The bulk of the game is told in a visual novel style, though it’s fairly standard elements that you’ve seen before in other RPGs. The world is slowly being taken over by the Imperial Empire, who are quickly shown to be the protagonists, with the incredibly meek Prince Hamil taking a (poorly animated!) beating in an early cutscene. The Empire is trying to seize control of the country, forcing the citizens into hard labour and taxing their savings (the fiends!)

The gameplay itself is standard tactical RPG fare; you order all of your units in a single turn, then the enemy moves theirs once your turn is over. The direction your character is facing once they end their move is important, as it’s easier to be hit from the side or behind, but you cannot change which direction you’re facing once you’re doing moving or attacking, which can leave your character stranded in bad situations if you’re not thinking several turns in advance. While this might be a staple for gamers used to tactical RPGs (for all I know), I think it’s a negative aspect for people new to the genre.

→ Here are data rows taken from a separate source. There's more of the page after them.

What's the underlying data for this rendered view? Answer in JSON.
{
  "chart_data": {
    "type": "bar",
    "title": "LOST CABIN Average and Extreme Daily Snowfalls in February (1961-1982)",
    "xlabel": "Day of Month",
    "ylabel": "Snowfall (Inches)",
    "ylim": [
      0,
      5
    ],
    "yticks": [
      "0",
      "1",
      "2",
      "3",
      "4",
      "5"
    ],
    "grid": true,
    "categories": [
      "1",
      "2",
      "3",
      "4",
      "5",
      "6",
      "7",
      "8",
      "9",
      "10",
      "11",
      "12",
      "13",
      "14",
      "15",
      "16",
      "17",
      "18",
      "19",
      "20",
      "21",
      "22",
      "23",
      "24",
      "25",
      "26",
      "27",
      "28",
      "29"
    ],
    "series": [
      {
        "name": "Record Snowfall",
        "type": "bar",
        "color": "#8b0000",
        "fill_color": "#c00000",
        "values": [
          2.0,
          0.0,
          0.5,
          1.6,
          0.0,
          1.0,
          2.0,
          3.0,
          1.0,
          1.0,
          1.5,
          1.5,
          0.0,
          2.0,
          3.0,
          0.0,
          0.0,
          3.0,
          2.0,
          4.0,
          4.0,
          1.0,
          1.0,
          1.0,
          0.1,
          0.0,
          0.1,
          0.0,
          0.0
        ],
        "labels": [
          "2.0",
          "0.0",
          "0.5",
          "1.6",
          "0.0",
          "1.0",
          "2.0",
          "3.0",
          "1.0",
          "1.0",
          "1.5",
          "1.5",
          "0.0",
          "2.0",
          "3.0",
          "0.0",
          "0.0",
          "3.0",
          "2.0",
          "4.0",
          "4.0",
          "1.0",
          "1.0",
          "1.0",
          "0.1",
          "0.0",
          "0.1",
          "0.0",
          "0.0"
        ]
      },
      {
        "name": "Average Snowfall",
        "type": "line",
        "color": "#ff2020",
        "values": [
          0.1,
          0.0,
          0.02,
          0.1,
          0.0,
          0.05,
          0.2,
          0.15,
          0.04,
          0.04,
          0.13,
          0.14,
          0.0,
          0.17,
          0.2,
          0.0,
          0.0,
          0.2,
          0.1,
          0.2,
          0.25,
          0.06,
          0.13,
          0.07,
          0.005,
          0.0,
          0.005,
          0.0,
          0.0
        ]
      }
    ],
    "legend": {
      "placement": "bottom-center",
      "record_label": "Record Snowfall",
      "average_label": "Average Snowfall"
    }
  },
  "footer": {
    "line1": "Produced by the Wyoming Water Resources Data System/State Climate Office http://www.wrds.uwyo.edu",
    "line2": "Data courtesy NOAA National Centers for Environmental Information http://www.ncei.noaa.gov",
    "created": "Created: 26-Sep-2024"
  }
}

You can change the difficulty of the game at any point during combat, which is a fantastic addition, meaning you can turn it down if you’re struggling with a certain fight, or turn it up if you’re finding the game a little to easy. I love this feature for a tactical RPG, as most games that would allow you to do that would require to you to quit to the main menu. There is also an in depth crafting system introduced later in the game, which requires the player to collect items from treasure chests spawned on most maps in the game, as well as items dropped from defeated enemies. It gives the game quite a lot of depth for those who want to complete as much of the game as they can, as the most powerful weapons are worth crafting for the much more difficult later battles.

The graphics are simple, a little too simple, this looks like it belongs on the PlayStation Vita and not the PlayStation 3, however for this sort of game that isn’t a big issue. Thankfully the game has a decent soundtrack, with some catchy tunes accompanying you as you battle an army of enemies. It has to be said that the localization is fantastic, they have done a brilliant job with this title. The Japanese voices are also a real plus point, with each voice matching their character perfectly. It’s a shame that there is no English audio included for those who prefer it.

 

Verdict

70%
70%
Awesome

Tears to Tiara II is not a brilliant game by any means, but if you're a fan of the SRPGs genre, after a heavily plot driven game with a well designed (if a little clichéd at points!) plot and a main character who quickly grows on you, then this is well worth adding to your collection!